Au lieu de la fashion week, il a participé, le 14 juin, à un défilé organisé par la délégation de l’Union européenne, tout comme Salah Barka ou encore le célèbre Ali Karoui, qui habille des personnalités du Festival de Cannes chaque année. Le concept, intitulé « L’Europe à la mode tunisienne », s’inspire de l’histoire textile en Tunisie, l’une des premières manufactures au Maghreb pour le continent européen. « Nous avons voulu montrer qu’il y a en Tunisie toute une histoire liée au vêtement, aussi bien la fripe que les artisans aux savoir-faire ancestraux, aujourd’hui en danger de disparition », témoigne Nadia Baccouche-Legendre, directrice artistique du projet.

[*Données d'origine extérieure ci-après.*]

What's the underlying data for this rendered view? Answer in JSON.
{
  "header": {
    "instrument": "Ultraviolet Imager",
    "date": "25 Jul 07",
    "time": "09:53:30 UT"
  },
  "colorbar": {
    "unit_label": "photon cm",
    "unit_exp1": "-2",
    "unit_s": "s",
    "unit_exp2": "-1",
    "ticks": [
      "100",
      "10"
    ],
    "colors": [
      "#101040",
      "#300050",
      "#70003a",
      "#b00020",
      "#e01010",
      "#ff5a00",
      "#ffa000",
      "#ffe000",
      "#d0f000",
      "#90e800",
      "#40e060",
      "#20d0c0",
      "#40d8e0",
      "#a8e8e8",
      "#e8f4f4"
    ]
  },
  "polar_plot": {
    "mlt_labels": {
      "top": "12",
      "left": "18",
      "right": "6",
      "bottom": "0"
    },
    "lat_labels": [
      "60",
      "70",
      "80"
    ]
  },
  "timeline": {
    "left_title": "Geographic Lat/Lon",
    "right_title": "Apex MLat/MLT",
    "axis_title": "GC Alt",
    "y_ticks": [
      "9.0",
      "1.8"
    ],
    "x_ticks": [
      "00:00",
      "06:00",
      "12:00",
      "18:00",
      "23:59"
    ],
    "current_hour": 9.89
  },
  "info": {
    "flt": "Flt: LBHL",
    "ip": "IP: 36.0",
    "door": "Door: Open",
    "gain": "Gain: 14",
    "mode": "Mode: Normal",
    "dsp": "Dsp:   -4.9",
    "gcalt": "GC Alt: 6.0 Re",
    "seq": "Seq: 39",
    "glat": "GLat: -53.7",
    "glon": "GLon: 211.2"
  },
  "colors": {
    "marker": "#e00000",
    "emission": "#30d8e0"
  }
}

Si la jeune génération de créateurs se diversifie, les galères ne manquent pas. Dans un pays où le statut d’artiste n’a pas d’existence juridique, l’obtention d’un visa peut être compliquée. Autre lourdeur : celle des réglementations douanières qui n’autorisent pas les créateurs à vendre leurs tenues hors de la Tunisie.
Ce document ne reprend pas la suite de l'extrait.